Die neuen IMOCA 60 sorgten in der Vorbereitung auf das prestigereiche Transat Jacques Vabre Atlantikrennen von Le Havre nach Itajai in Brasilien mit atemberaubenden Videos für große Aufmerksamkeit. Aber beim Start zum 5400 Meilen langen Rennen konnten sie ihre Schwingen genauso wenig ausbreiten wie der Rest der 42 Zweihand-Crews.

Die überwiegend französischen Shorthand-Stars dümpelten alle gemeinsam auf der Startlinie herum. Selbst die riesigen 100 Fuß Trimarane mussten lange Zeit tatenlos neben den kleinen Class 40s verharren bis sie die Atlantik-Rennstrecke erreichten.

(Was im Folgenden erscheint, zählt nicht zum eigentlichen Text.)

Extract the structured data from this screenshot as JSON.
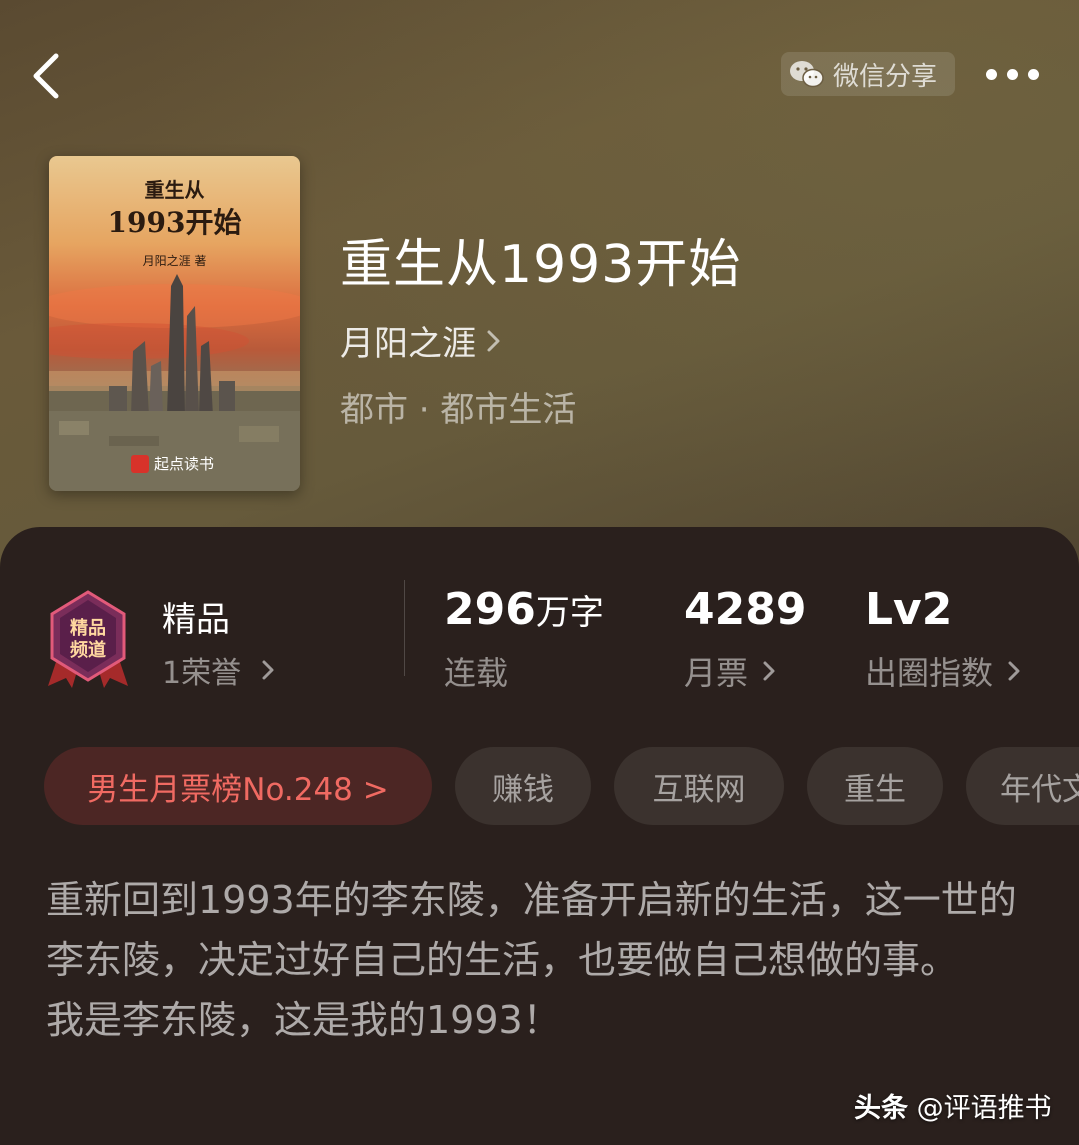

Die großen Trimarane nehmen Fahrt auf:

Aber nach der ersten Nacht ist die Flotte dann doch in Fahrt gekommen und erste Erkenntnisse sind möglich. So standen Alex Thomson und Guillermo Altadill bei der neuen “Hugo Boss” sehr lange auf der Bremse. Nur auf Rang 14 segelten sie an Cherbourg vorbei und drehten danach scharf nach Süden auf den direkten Kurs ab.

Transat Jacques Vabre

Die beiden gigantischen Trimarane kreuzen vor der französischen Küste. © Liot/DPPI/TJV

Deshalb werden sie virtuell auf Rang eins geführt. Denn das Gros der IMOCAs segelt auf einem nördlichen Kurs zum stärkeren Wind. Diese Strategie Thomsons erstaunt, da er mit dem neuesten Boot der Flotte eigentlich Erkenntnisse gewinnen wollte im Vergleich mit der direkten Konkurrenz.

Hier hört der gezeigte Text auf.